Beyond his military leadership, Valencia Orduña also played an instrumental role in the political and infrastructural development of the area. In 1935, as a local deputy in the Guanajuato State Legislature, Valencia Orduña secured the construction of essential infrastructure, such as the "Melchor Ortega" dam and the "General Lázaro Cárdenas" primary school. His most significant achievement came in 1949, when he led a successful movement to elevate Charcas to municipal status, officially naming it Doctor Mora in honor of the liberal politician José María Luis Mora. Under his leadership, the municipality saw the introduction of electricity in 1951 and the development of a water extraction system in the late 1950s. Valencia Orduña also facilitated the construction of a crucial road connecting Doctor Mora to the main highway, enhancing accessibility and fostering growth. He ran a local store which became a cornerstone of the town’s social and economic life, and died in 1985.

== Culture ==
Doctor Mora hosts two notable cultural events that are celebrated annually.

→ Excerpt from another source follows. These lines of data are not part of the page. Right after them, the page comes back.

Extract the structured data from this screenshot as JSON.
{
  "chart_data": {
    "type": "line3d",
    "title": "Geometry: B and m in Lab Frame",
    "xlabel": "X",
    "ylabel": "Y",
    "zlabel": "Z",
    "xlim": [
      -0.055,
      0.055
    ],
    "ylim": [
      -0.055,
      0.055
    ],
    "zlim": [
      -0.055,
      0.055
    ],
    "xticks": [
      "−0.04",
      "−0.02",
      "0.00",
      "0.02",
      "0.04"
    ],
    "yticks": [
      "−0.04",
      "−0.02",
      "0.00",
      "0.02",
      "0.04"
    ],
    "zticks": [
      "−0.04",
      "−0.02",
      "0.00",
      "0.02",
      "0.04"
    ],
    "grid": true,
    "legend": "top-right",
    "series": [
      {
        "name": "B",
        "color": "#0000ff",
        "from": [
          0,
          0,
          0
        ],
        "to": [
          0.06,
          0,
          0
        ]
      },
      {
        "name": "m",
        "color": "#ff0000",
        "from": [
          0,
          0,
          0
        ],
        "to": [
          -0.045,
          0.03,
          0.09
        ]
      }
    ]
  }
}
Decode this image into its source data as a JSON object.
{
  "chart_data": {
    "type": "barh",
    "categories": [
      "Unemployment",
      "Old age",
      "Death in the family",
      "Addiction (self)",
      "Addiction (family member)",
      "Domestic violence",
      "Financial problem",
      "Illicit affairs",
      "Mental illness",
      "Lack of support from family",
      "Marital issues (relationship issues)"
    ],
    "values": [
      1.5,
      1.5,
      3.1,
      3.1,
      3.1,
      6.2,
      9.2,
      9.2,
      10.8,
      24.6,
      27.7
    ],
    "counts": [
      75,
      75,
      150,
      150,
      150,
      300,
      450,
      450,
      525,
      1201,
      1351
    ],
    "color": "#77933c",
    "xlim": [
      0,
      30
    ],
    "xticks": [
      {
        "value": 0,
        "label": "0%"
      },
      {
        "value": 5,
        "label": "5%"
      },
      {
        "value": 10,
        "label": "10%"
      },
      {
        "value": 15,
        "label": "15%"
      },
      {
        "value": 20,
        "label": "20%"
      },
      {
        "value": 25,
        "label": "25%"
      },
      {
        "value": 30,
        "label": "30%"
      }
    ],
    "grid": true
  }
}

One of the most prominent is the Feria del Pulque y las Carnitas, a week-long festival held each August to celebrate two of the town's main culinary staples: pulque, a fermented agave beverage, and carnitas, slow-cooked pork. This festival, which began in the early 2010s, aims to promote local food culture and attract visitors from surrounding regions. The event has grown in popularity over the years and now draws tourists from neighboring states.

The other major cultural event in Doctor Mora is the Día de los Muertos parade, which takes place each year in November as part of Mexico's rich Day of the Dead traditions. This event, which began in the mid-2010s, was conceived by local high school teachers Edgar Javier Resendiz Jacobo, Walter Milan, and Ahida Mata.

== Economy ==
The economy of Doctor Mora is mainly based on agriculture and the economy, these being some of the town's largest sources of income, in addition to local commerce such as food, clothing, and other establishments.

Another significant portion of Doctor Mora's economy, like in other rural communities in Mexico, is based on migration and something called remittances, which is the money sent primarily from the United States to the town.